Sends backups to an S3 bucket
Option | Required | Type | Description |
---|---|---|---|
remote_path | Yes | Str | Path to store the backups, Needs to include the bucketname. eg mybucket/path/to/backups |
s3_region | Yes | Bool | S3 region that bucket is in |
s3_access_key_id | No | Str | S3 Access key ID if not using IAM authentication |
s3_secret_access_key | No | Str | S3 Access key if not using IAM authentication |
s3_storage_class | No | Str | Storage class of bucket. Defaults to STANDARD. One of 'default', 'STANDARD', 'reduced_redundancy', 'standard_ia', 'onezone_ia', 'glacier', 'deep_archive', 'intelligent_tiering' |
s3_acl | No | Str | ACL type of bucket. Defaults to private. One of 'private', 'public-read', 'public-read-write','authenticated-read', 'bucket-owner-read' |
s3_encryption | No | Str | Encryption to apply. Defaults to AES256. One of 'none', 'AES256' |
s3_no_check_bucket | No | Bool | |
s3_disable_checksum | No | Bool |
Sends backups to and SFTP/SSH server
Option | Required | Type | Description |
---|---|---|---|
remote_path | Yes | Str | Path to store the backups on the remote server |
host | Yes | Str | Host to connect to |
ssh_user | Yes | Str | Username to connect as |
ssh_pass | No | Str | Password to connect with. Either ssh_pass or key_file needs to be set |
key_file | No | Str | Location of key file on the host.
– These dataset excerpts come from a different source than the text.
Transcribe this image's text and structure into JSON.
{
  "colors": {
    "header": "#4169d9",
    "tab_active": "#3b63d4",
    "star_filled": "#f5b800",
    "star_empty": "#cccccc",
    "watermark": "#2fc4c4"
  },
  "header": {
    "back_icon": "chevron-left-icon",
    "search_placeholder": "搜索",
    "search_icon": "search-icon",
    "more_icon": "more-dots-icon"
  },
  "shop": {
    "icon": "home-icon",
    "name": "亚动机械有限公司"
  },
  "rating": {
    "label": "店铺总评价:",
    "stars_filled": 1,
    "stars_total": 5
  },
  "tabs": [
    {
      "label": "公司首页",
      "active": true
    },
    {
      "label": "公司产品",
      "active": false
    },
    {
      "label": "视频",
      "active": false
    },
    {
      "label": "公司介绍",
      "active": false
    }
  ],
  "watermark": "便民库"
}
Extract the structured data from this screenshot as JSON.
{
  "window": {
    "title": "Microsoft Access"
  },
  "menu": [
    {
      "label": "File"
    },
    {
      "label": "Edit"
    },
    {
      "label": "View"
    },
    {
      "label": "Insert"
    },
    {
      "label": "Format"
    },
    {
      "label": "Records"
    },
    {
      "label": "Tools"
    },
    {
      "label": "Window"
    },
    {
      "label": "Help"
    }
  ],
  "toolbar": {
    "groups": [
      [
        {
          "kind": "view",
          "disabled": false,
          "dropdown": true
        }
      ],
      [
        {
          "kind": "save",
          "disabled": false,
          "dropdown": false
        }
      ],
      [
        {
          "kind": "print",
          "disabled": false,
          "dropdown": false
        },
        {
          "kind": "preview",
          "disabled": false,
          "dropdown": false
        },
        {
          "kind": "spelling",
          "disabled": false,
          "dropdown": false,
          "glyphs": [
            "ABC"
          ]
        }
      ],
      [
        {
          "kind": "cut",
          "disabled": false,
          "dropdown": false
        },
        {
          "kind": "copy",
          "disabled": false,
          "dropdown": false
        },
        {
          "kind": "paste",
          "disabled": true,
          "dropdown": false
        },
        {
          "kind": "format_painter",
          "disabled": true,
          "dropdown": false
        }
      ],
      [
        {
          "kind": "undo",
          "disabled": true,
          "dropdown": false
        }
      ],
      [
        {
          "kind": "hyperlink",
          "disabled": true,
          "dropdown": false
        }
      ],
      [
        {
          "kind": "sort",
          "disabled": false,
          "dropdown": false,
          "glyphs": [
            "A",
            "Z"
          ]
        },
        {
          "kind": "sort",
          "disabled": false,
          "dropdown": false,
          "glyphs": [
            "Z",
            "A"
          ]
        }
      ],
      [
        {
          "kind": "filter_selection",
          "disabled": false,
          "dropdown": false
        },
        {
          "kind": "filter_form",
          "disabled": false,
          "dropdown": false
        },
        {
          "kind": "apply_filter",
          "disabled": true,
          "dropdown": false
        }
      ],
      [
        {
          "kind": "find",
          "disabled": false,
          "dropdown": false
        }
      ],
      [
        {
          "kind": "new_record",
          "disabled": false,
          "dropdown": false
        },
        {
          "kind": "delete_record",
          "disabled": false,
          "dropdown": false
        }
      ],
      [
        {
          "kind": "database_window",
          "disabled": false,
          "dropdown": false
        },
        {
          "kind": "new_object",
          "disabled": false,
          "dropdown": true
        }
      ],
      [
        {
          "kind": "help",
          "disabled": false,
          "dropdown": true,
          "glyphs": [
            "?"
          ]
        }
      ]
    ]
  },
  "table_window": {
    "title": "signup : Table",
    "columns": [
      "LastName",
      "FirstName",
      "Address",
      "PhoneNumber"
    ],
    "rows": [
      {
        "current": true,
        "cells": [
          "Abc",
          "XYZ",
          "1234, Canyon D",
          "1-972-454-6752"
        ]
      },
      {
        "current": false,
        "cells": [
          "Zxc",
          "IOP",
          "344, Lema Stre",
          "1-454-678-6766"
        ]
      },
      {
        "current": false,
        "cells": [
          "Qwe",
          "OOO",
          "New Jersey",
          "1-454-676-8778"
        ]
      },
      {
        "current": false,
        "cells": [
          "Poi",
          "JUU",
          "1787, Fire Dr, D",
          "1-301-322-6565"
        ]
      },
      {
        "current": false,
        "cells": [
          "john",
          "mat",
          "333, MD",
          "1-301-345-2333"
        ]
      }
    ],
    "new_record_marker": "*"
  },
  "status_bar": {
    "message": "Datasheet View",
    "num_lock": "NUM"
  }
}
Either ssh_pass or key_file needs to be set |
Sends backups to an Azure Storage Blob container
Option | Required | Type | Description |
---|---|---|---|
remote_path | Yes | Str | Path to store the backups, Needs to include the container name. eg mycontainer/path/to/backups |
azure_account | Yes | Str | The name of the Azure storage account |
azure_endpoint | No | Str | To override the endpoint destination for the Azure storage account. Generally not required |
azure_key | No | Str | Storage account key. Only required if not using Azure MSI authentication |
azure_msi | No | Bool | Whether to use Azure MSI authentication to connect to the storage account |
azure_msi_object_id | No | Only required if there are multiple user assigned identities. Mutually exlusive with azure_msi_client_id and azure_msi_mi_res_id | |
azure_msi_client_id | No | Only required if there are multiple user assigned identities. Mutually exlusive with azure_msi_object_id and azure_msi_mi_res_id | |
azure_msi_mi_res_id | No | Only required if there are multiple user assigned identities. Mutually exlusive with azure_msi_object_id and azure_msi_client_id |
- name: Schedule a backup to S3 bucket
remote_type: s3
cluster: testcluster
datacenters: dc1
remote_path: bucketname/path
local_retention: 10d
remote_retention: 60d
tag: "scheduled backup"
timeout: 10h
remote: True
schedule: True
schedule_expr: 0 1 * * *
s3_region: eu-west-2
s3_acl: private
- name: Snapshot a table to an Azure Blob
remote_type: azure
cluster: testcluster
datacenters: dc1
remote_path: foo
local_retention: 10d
remote_retention: 30d
tag: "Snapshot appTable"
timeout: 10h
remote: True
tables: ['appKeyspace.appTable']
keyspaces: ['appKeyspace']
schedule: False
azure_account: azure_storage_account_name
azure_use_msi: True
The playbooks are designed to run in a predefined order as some of them depend on the others. For example, you'll need to create the alert endpoints before you can set up alert routing.
- Set up alert endpoints
- Set up routes
- Set up metrics alerts
- Set up log alerts
- Set up Service checks
- Set up backup schedules
The provided Makefile is the easiest way to run the playbooks:
❯ make help
metrics-alerts Create alerts based on metrics
check run pre-commit tests
endpoints Create alert endpoints and integrations
log-alerts Create alerts based on logs
routes Create alert routes
service-checks Create alerts for TCP and shell connections
backups Create backup schedules
You can dedide to either configure all the parameters as explained above using the export_tokens.sh file or you can set them in the command line overriding the environment configuration:
make endpoints AXONOPS_ORG=ORG_NAME
make routes AXONOPS_ORG=ORG_NAME AXONOPS_CLUSTER=CLUSTER_NAME
make metrics-alerts AXONOPS_ORG=ORG_NAME AXONOPS_CLUSTER=CLUSTER_NAME
make log-alerts AXONOPS_ORG=ORG_NAME AXONOPS_CLUSTER=CLUSTER_NAME
make service-checks AXONOPS_ORG=ORG_NAME AXONOPS_CLUSTER=CLUSTER_NAME
make backups AXONOPS_ORG=ORG_NAME AXONOPS_CLUSTER=CLUSTER_NAME
The provided playbooks are only examples. Adapt the rules and configurations to suit your enterprise requirements.